Jeune entrepreneur, blogueur culinaire et fondu de cinéma, il a abandonné le secteur de l’événementiel, en berne depuis la révolution, car « plus personne ne voulait organiser de grands rassemblements pour raison de sécurité » et a lancé un commerce de pâtisseries orientales.
Pour d’autres, moins qualifiés, la reconversion et le quotidien instables sont plus difficiles à gérer.

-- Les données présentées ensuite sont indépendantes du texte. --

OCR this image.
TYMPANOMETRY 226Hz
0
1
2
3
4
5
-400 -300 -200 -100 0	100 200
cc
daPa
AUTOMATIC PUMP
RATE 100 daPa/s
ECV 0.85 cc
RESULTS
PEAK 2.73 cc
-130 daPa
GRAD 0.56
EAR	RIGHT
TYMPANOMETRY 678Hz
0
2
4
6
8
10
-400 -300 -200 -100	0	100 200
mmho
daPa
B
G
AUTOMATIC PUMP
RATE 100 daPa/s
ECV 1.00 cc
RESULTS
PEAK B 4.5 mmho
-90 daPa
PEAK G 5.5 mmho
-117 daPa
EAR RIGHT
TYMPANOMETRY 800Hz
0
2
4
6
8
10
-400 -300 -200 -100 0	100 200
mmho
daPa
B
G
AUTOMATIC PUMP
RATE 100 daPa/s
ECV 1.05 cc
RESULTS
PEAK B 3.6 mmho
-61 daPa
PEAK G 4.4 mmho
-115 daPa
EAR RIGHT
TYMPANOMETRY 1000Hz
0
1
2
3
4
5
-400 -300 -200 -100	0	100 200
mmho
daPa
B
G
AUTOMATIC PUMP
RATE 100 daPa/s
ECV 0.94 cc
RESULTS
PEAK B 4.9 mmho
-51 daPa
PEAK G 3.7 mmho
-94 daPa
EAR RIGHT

« Le Tunisien, il veut du travail »
Mardi matin, premier jour de l’ouverture du forum, le chauffeur de taxi qui nous emmène au campus Al-Manar tire la gueule, malgré les milliers de clients potentiels – entre 30 et 50 000 personnes sont attendues pendant la semaine. « Le Tunisien, il veut du travail, de l’argent pour avoir une vie correcte et de la sécurité, c’est tout. La politique, ça ne nous intéresse pas. Le gouvernement d’Ennahda (ndlr : parti majoritaire depuis octobre 2011, d’obédience islamiste) n’a aucune expérience du pouvoir, comment veut-il relancer le pays ? »
À 10 heures du matin sur le campus, l’organisation est encore hésitante, mais « bien meilleure qu’à Dakar en 2011 » assure un militant. Tant pis pour les accréditations presse, nous les retirerons plus tard. Direction l’amphithéâtre bondé de la faculté de droit pour l’Assemblée des femmes. Sous les youyous et les drapeaux, c’est une conférence consacrée aux luttes des femmes du monde qui inaugure le forum. Ca n’avait encore jamais été le cas depuis sa naissance à Porto Alegre en 2001. Signe de la prédominance de cet enjeu qui sera assurément le thème central de ce douzième rendez-vous de l’altermondialisme, le premier en terre arabe.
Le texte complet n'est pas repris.